Of course, this will reduce ramp-up time and communication overhead for the project, but at the risk of cost overruns, if the savings generated by the time, effort and client contracts saved do not offset the salaries and benefits provided the four extra staff.
- Good project segmentation: The notion here is that if a team is broken up into sub-teams, the addition of a new member will drain fewer time, talent and energy resources from the project, since fewer team members will have to be involved in the ramping-up of a new player whose responsibilities and tasks are compartmentalized and relatively isolated—in terms of inputs, outputs and impact on the “big picture” or project as a whole.
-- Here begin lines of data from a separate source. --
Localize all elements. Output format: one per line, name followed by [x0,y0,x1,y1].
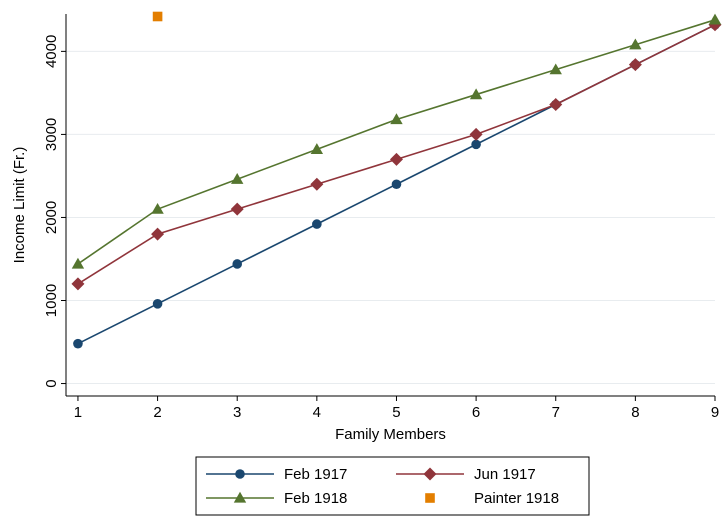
series-2 [71,13,722,269]
data-point [310,177,324,191]
y-tick-label: 4000 [43,35,60,68]
data-point [73,338,83,349]
series-1 [71,18,722,291]
legend-label: Jun 1917 [474,466,536,483]
y-axis-title: Income Limit (Fr.) [11,147,28,264]
data-point [390,113,403,125]
x-tick-label: 7 [552,404,560,421]
x-axis-title: Family Members [335,426,446,443]
legend-marker [235,469,245,479]
data-point [310,143,324,155]
x-tick-label: 1 [74,404,82,421]
data-point [549,63,562,75]
data-point [469,127,483,141]
legend-label: Feb 1917 [284,466,347,483]
data-point [312,219,322,229]
series-3 [152,11,163,22]
data-point [151,227,165,241]
legend-marker [423,467,437,481]
data-point [231,173,244,184]
legend-item: Feb 1918 [206,490,347,507]
legend-marker [233,491,247,503]
data-point [230,202,244,216]
y-tick-label: 3000 [43,118,60,151]
data-point [232,259,243,269]
data-point [708,13,722,25]
legend-label: Feb 1918 [284,490,347,507]
series-line [77,19,716,265]
x-tick-label: 5 [392,404,400,421]
y-tick-label: 0 [43,379,60,387]
legend-item: Painter 1918 [425,490,559,507]
axes: 0 1000 2000 3000 4000 1 2 3 4 5 6 7 8 9 [43,14,719,421]
x-tick-label: 9 [711,404,719,421]
data-point [151,202,164,214]
data-point [628,58,642,72]
x-tick-label: 2 [153,404,161,421]
legend-label: Painter 1918 [474,490,559,507]
legend: Feb 1917 Jun 1917 Feb 1918 Painter 1918 [195,456,590,516]
legend-marker [425,493,435,503]
data-point [152,11,163,22]
legend-item: Jun 1917 [396,466,536,483]
legend-box [195,456,590,516]
data-point [71,257,85,269]
legend-item: Feb 1917 [206,466,347,483]
data-point [629,38,642,50]
y-tick-label: 1000 [43,284,60,317]
series-0 [73,19,720,349]
data-point [389,152,403,166]
data-point [71,277,85,291]
x-tick-label: 6 [472,404,480,421]
x-tick-label: 8 [631,404,639,421]
y-tick-label: 2000 [43,201,60,234]
data-point [469,88,483,100]
gridlines [66,50,715,385]
x-tick-label: 4 [313,404,321,421]
series-layer [71,11,722,349]
data-point [391,179,402,190]
data-point [152,299,163,309]
data-point [549,98,563,112]
x-tick-label: 3 [233,404,241,421]
data-point [471,139,481,150]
Clearly, if the project and team are well designed and project sub-teams are “well-insulated” from each other, this can work, e.g., hiring an extra auto-body paint inspector at a Ford motor plant. This concept can be extended to the insulation of individual members from each other, such that the addition of a new member minimally incurs ramp-up time and communication overhead, e.g., addition of another seamstress in a garment factory. In this instance, the members of the team, rather than the component teams of the project, are insulated from each other. The implication is that the less integrated and “organic” the project stages and dimensions, the less likely it is that the additional worker will also be working to prove Brooks’ Law.
…Which is a good thing, since that would truly be a “thankless task”.